I’m proud of building a ground-breaking, unique approach to preparedness, taking avoiding recovery impacts as our focus, elevating the power of social connection as the key element for resilience, and bringing the idea that if you manage your stress during the emergency, things will go better for you. I’m proud of doing research that actually provides evidence for things we have taken for granted. Some of this we think is world first. I’m also proud of using a bit of my political interest and smarts to help secure $50million for disaster mitigation. That was fun. But I am also proud of working intimately with people who have experienced the greatest loss one can in disaster. The trust instilled in you is nerve-wracking and rewarding, and reminds you exactly what this is all about. Exactly. When a mother tells you the story of saying goodbye to her son on the phone, and the lines go dead, this brings everything into sharp focus and doubles your determination to do better.
What also motivates me, and my job allows me to do this, is to help the next generation of doers, thinkers and leaders develop. I didn’t have that when I navigated my way through the system. I want to be a sounding board, a card index, street directory, so that my colleagues, who will have greater challenges, can meet them with the best available tools and knowledge.
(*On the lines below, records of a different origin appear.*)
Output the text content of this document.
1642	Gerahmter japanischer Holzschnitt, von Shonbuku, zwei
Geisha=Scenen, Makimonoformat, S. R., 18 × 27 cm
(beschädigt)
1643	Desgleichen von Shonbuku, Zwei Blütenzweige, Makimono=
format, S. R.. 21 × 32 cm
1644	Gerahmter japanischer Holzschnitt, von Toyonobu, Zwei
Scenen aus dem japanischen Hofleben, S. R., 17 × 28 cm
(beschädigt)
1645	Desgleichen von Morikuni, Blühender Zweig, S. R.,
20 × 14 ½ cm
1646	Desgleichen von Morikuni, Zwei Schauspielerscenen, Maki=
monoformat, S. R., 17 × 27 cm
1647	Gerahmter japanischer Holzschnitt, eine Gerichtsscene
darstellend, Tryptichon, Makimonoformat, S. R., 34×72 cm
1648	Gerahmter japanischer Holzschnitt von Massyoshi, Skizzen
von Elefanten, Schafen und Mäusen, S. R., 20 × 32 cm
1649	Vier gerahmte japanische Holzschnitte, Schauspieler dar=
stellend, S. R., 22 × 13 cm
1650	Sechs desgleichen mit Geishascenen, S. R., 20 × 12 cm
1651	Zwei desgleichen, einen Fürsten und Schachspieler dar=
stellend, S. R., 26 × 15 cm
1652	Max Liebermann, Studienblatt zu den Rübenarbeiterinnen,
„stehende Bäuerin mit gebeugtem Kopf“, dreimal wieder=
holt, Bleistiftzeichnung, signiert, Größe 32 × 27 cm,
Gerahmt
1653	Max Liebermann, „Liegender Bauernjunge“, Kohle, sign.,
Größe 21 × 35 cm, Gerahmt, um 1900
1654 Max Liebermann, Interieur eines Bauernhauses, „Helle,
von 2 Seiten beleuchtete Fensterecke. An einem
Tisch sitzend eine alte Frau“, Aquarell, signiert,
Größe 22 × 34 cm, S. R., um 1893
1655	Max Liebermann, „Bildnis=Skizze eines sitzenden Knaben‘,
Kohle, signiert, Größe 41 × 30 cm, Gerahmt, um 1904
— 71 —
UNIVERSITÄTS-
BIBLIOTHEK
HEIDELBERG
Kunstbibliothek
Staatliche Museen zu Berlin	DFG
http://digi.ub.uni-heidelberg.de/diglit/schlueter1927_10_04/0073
You can’t pretend this is not a physically and mentally challenging gig. Even as I am largely a desk jockey now. I hold many stories, and images, and situations in my head. Many of these I can never talk about, so as to not breach trust that has been invested in me. Or the images don’t go away. Along with the joy, laughter, moments of wonder, moments of pride, I have had episodes of burn out, exhaustion, depression. Its part of the territory. But I manage this because I have purpose, and I have support. A wonderful family, my wife Hanna, and daughters Emily and Amy, my sisters Maureen and Mary, and brother Owen. Our wonder dog, Archie, who is nearing the end of his life, but still provides us with joy. My friends, particularly the closer friendships that intensified through the pandemic. Text messaging has enabled a new form of schoolyard banter. My team are fabulous, my boss, Andrew COghlan, you couldn’t want for a better boss, knowing the true meaning of humanity. Those teammates who have been on the long journey or a short one with me. I want to come to work each day because of you. I can still kick a football. I paddle the waters of Narrm, or I swim them year round to bring nature into sharp (and bloody cold) relief. The wonder of reading novels, that take you into a whole other dimension. And of course, music. What can’t be said about its supportive, inspirational, calming, motivational presence in my life.
Thank you to everyone who reads, listens, laughs and cries with me. Its what makes it worth it.